Many of the smaller burrowing petrels are active at their colonies during the night. How they find their nesting burrows in the open terrain of an oceanic island or in the even more visually-taxing gloom under a forest canopy (Grubb 1974 and references therein) is a feat which has long intrigued naturalists (Lockley 1942). There is experimental evidence that vision is important in burrow location by the Manx Shearwater Puffinus puffinus (Brooke 1978, James 1986), while olfactory homing by Leach's Petrel Oceanodroma leucorhoa has also been suggested by Grubb (1974).
Additionally it seems likely that a number of petrel species catch a significant fraction of their food at night (Imber 1973, Prince & Francis 1984). Many of the squid presumed to be caught then are not bioluminescent (Imber 1973, Clarke et al. 1981), so their detection presumably demands good night vision. In the context of these observations, the dearth of information on the visual abilities of petrels is remarkable.

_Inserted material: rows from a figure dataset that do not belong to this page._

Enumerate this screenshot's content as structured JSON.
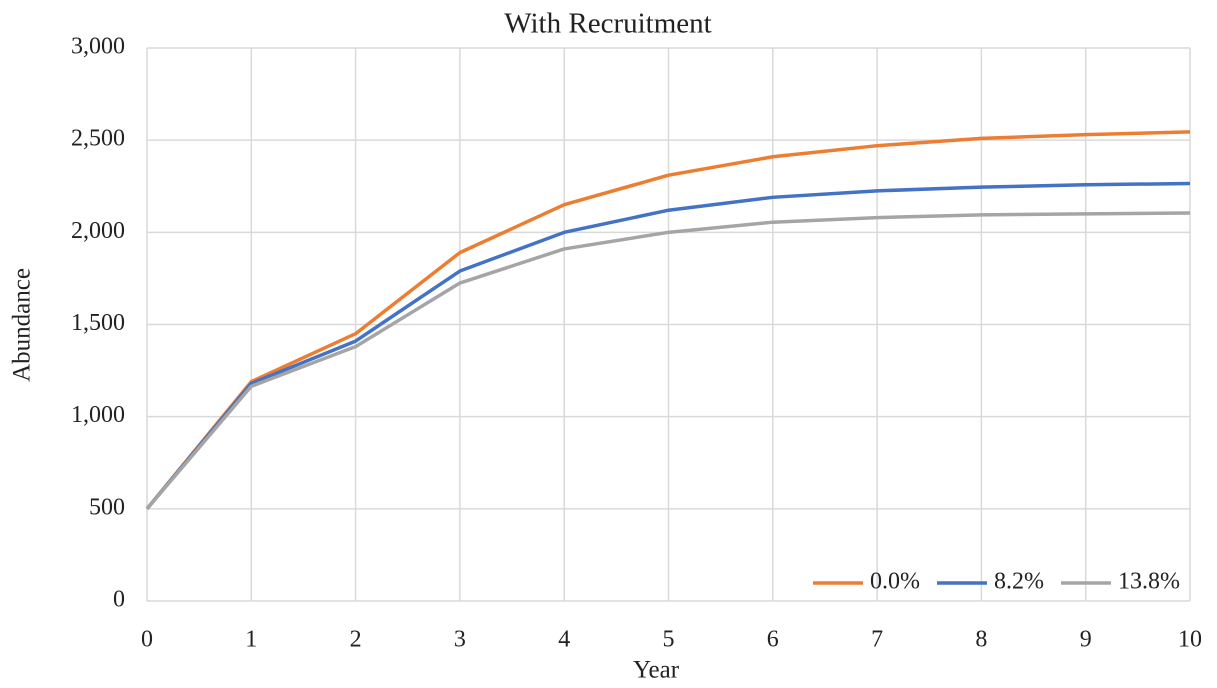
{
  "chart_data": {
    "type": "line",
    "title": "With Recruitment",
    "x_label": "Year",
    "y_label": "Abundance",
    "x": [
      0,
      1,
      2,
      3,
      4,
      5,
      6,
      7,
      8,
      9,
      10
    ],
    "xlim": [
      0,
      10
    ],
    "xticks": [
      0,
      1,
      2,
      3,
      4,
      5,
      6,
      7,
      8,
      9,
      10
    ],
    "ylim": [
      0,
      3000
    ],
    "yticks": [
      0,
      500,
      {
        "value": 1000,
        "label": "1,000"
      },
      {
        "value": 1500,
        "label": "1,500"
      },
      {
        "value": 2000,
        "label": "2,000"
      },
      {
        "value": 2500,
        "label": "2,500"
      },
      {
        "value": 3000,
        "label": "3,000"
      }
    ],
    "grid": true,
    "legend": "lower right",
    "series": [
      {
        "name": "0.0%",
        "color": "#ed7d31",
        "values": [
          500,
          1190,
          1450,
          1890,
          2150,
          2310,
          2410,
          2470,
          2510,
          2530,
          2545
        ]
      },
      {
        "name": "8.2%",
        "color": "#4472c4",
        "values": [
          500,
          1180,
          1410,
          1790,
          2000,
          2120,
          2190,
          2225,
          2245,
          2258,
          2265
        ]
      },
      {
        "name": "13.8%",
        "color": "#a5a5a5",
        "values": [
          500,
          1165,
          1380,
          1725,
          1910,
          2000,
          2055,
          2080,
          2095,
          2100,
          2105
        ]
      }
    ]
  }
}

The present study investigated the absolute visual threshold of the Common Diving Petrel Pelecanoides urinatrix. Probably because the species is small (c. 130 g) and so vulnerable to predators such as Sub-antarctic Skuas Catharacta antarctica, it is strictly nocturnal at breeding colonies (Thoresen 1969, Payne & Prince 1979). It nests in burrows that are often located under tussock grass Poa spp. Whether the birds catch their crustacean prey (Payne & Prince 1979) by day or night is not known.